France combattante et célébrités

07-0809Un deuxième courant a connu une grande importance au lendemain de la première guerre mondiale; sous forme de figures diverses, comme les monuments aux morts, il exprime la France combattante : la Marseillaise, la Veuve, la Marianne secourant les misères…, des figures allégoriques (7 et 8).

Peu après un troisième courant est apparu et qui va prendre une grande importance : les portraits de célébrités (9).

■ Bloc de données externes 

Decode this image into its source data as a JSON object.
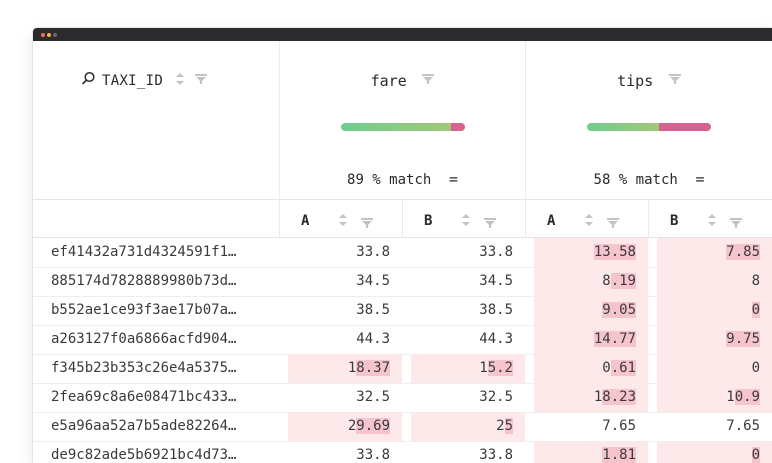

10Essayons de comprendre cet usage privilégié du portrait dans les timbres de France. Entre 1849, date de naissance du timbre, et les années 30, date de la diversification des thèmes, l’histoire de l’art nous apprend que la tradition du portrait est passée par d’importants changements. L’héritage de la grande époque française du portrait paraissait abandonné depuis la Révolution, mais fascinant dans l’Ancien Régime. En effet, du XVe au XVIIIe siècle, à l’époque de la monarchie en même temps que celle de la montée de l’individu, la peinture et la sculpture restituèrent abondamment et avec excellence la représentation réaliste des grands de ce monde, de l’aristocratie, du haut clergé, etc. C’était alors que le portrait possédait une place privilégiée dans l’art européen. Michel de Grèce, parle même de « la dictature absolue de la France sur le reste de l’Europe( … ), toute l’Europe va copier la plus belle réussite de la France : les femmes françaises». André Chastel, quant à lui, insiste aussi sur l’importance de cette réussite du portrait de la femme (10).

«Au début du XIXe siècle, écrit Michel de Grèce, la révolution, les guerres, tous ces événements d’importance se précipitent… La peinture devient principalement historique, en partie grâce à Napoléon, qui, entre autres idées géniales, a celle d’inventer la propagande : il fait graver et reproduire à des milliers d’exemplaires les tableaux de ses victoires. Les portraits représentent les innombrables héros que l’époque engendre. Dans ce monde de soldats, la femme est maltraitée. La mode est disgracieuse. Elle pose avec raideur, épaisse… (op. cit. p. 14). »

D’autres font remarquer que la Révolution française aurait permis «l’essor de la très féconde production du portrait bourgeois du XIXe siècle, qui adopta tout d’abord les poses et les attitudes de la production aristocratique précédente mais qui, plus tard, notamment avec les impressionnistes, acquit une grande liberté formelle ».

De plus, dans le domaine du portrait, l’événement important de la fin du XIXe siècle est l’avènement de la photographie : le moyen par excellence de réaliser un portrait à la portée de tous. Le portrait se démocratise, se diffuse partout, et de ce fait sa marque idéologique se dilue. Il devient platement fonctionnel pour le fichage des individus; il entre dans l’usage commun des photos de famille, dans l’utilitaire des reportages, de la publicité, etc.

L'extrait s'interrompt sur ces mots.